West of the Sea by Stephanie Willing

West of the Sea by Stephanie Willing

Author:Stephanie Willing [Willing, Stephanie]
Language: eng
Format: epub
Publisher: Penguin Young Readers Group
Published: 2023-08-15T00:00:00+00:00


30

The truck rattled loudly along the road. Even though Rye assured us everything was tied down in the back, metal stuff jangled and clanged anytime Margie took a curve a little fast or hit a literal bump in the road. The sounds made us all tense.

Margie had put her Rangers hat on Rye with a terse “Keep it low.”

With the headlights on bright and our faces in shadow, hopefully no one would notice a teenager driving a massive coffee truck with two kids in tow. We didn’t want any extra attention.

The moon lent a bit of light, but the country roads were so dark it was easy to imagine we were the only ones awake in the whole world. Except for the wild things.

Our headlights reflected off the eyes of coyotes, deer, and cattle. Armadillos scuttled at the edges of the road, and more than one armored carcass memorialized a valiant but failed attempt to cross.

I nodded off somewhere outside of Olney. It had been an impossibly hard day, and the ache in my muscles won out over the dread that had kept me in motion.

When I woke up, everything felt jumbled. With a heart-sinking dive, I remembered that Mama was missing, and that we had so many more questions than answers.

But my first question was: Why am I curled up next to Rye??? My whole body froze—apparently I’d used his shoulder as a pillow. There was even a tiny drool spot on his T-shirt. Oh my gosh, this was almost as embarrassing as him seeing me as a reptile girl. Or a kitskara, I tried the word out in my mind.

Rye’s face was pressed into the window, and he was snoring softly. Moving inch by inch, I removed myself from his shoulder and sat upright.

He kept sleeping. Phewww.

“What time is it?” I asked, rubbing my eyes.

“About one thirty a.m. We’re thirty minutes away from Glen Rose,” Margie said. She took a sip of green tea from her travel thermos and glanced down at Mama’s phone, where a map app was illuminated.

We were passing through a small town, but close enough to a city that Margie had a decent FM country music station playing.

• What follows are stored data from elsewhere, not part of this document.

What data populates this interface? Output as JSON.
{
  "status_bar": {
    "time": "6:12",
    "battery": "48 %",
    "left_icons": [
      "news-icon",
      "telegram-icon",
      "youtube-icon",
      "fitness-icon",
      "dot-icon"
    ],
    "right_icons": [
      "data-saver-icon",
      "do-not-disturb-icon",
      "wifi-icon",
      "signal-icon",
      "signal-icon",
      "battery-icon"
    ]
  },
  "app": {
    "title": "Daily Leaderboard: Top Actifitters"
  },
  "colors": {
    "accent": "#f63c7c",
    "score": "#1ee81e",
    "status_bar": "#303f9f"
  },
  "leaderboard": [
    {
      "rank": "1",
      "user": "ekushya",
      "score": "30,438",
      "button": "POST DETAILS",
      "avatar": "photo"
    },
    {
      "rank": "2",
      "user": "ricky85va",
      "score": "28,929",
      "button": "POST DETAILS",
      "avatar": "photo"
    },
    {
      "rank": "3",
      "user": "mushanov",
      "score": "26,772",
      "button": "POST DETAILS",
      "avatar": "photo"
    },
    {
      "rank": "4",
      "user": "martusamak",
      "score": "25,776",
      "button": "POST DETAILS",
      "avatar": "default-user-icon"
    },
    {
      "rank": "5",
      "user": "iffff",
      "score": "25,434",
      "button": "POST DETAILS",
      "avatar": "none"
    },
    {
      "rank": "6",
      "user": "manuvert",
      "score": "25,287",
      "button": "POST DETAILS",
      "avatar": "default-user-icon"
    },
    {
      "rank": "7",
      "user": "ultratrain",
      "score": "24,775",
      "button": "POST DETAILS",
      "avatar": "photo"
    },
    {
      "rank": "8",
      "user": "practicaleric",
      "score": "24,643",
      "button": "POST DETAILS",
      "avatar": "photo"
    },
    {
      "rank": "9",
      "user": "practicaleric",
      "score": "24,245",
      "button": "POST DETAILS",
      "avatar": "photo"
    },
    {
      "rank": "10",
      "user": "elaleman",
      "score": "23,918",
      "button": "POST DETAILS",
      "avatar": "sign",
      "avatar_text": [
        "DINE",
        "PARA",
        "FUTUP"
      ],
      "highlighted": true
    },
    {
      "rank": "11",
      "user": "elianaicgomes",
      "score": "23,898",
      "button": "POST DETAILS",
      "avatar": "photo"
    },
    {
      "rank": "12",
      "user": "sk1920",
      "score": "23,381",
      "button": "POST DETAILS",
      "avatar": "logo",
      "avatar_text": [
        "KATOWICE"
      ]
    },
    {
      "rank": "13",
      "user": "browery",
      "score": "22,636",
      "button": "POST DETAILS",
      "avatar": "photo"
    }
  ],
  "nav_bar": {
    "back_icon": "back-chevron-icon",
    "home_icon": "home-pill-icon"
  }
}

We drove beside a large artificial lake with massive look-alike homes lining its shores. McMansions, Papa called them. The moon reflected off the surface, and the houses cast lights on the moving water.

“Pretty,” Margie said.

“Yeah.”

The scene felt surreal. Last night, Mama had gone outside and hadn’t returned, and now I was a hundred miles from home riding in a coffee truck with my big sister and the neighbor kid from down the road. I’d thought nothing would ever change, but now things were shifting so fast the ground felt like it was crumbling under my feet all over again.

In the dark, I couldn’t see the color of Margie’s eyes, but I saw how her hands gripped the steering wheel and the way she perched forward on her seat.

“Does driving at night make you nervous?” I asked her.

She hesitated, then said, “Yeah, I guess.